Psalms for All Seasons uses this verse in the responsorial setting 80A. This antiphon may be taken as usual as a single response: it also lends itself to division between groups of voices in call and reply. Separate phrases could be allocated to good effect to small groups, solo voices and the congregation:
PFAS also provides a tone for the singing of the verses. However, a scanned version of the words can be written and sung to the tune of the response — a common practice at South Woden:
Hear Shepherd of Israel, leading your flock / shine from on high upon Ephraim, Manasseh, and Benjamin
Rather surprisingly, the refrain in New Century Hymnal ignores the internal antiphon, preferring the second half of verse 2: “Stir up your might and come to save us”. Everett uses it in his nice lightly syncopated refrain in TEP.

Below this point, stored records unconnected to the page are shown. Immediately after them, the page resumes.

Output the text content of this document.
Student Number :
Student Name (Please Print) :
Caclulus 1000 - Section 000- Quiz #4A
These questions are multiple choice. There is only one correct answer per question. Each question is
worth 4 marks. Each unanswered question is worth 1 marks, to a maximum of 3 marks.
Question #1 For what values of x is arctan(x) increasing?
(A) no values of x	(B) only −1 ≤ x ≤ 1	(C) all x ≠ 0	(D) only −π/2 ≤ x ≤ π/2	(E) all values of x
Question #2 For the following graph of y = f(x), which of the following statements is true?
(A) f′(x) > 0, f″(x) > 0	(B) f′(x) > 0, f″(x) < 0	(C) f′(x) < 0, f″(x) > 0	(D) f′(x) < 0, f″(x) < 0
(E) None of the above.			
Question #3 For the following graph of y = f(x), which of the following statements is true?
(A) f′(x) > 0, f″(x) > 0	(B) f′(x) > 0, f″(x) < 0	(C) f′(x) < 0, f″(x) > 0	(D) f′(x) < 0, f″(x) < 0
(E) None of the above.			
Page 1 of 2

After introducing the idea of antiphon within antiphon, we must refer to the St Mark’s 11th century church in Venice. The early choirmasters at St Mark’s in the 16th century took warmly to the idea of double choir works, writing in 8 parts or more. Masters like Willaert and Schütz, encouraged by the independent nature of Venice as the second most important city in Italy, as well as by the presence of two organs and two choir lofts, were innovative and free in their exploration of the form and wrote many rich masses and anthems in that style.
Under Giovanni Gabrieli the performance forces, according to A history of Western music, grew to “unheard-of proportions”.
The choirs may sing alternate repeated phrases, sometimes overlapping, sometimes echoing, sometimes developing to a new theme, sometimes coming together at a dramatic moment or an important part of the text.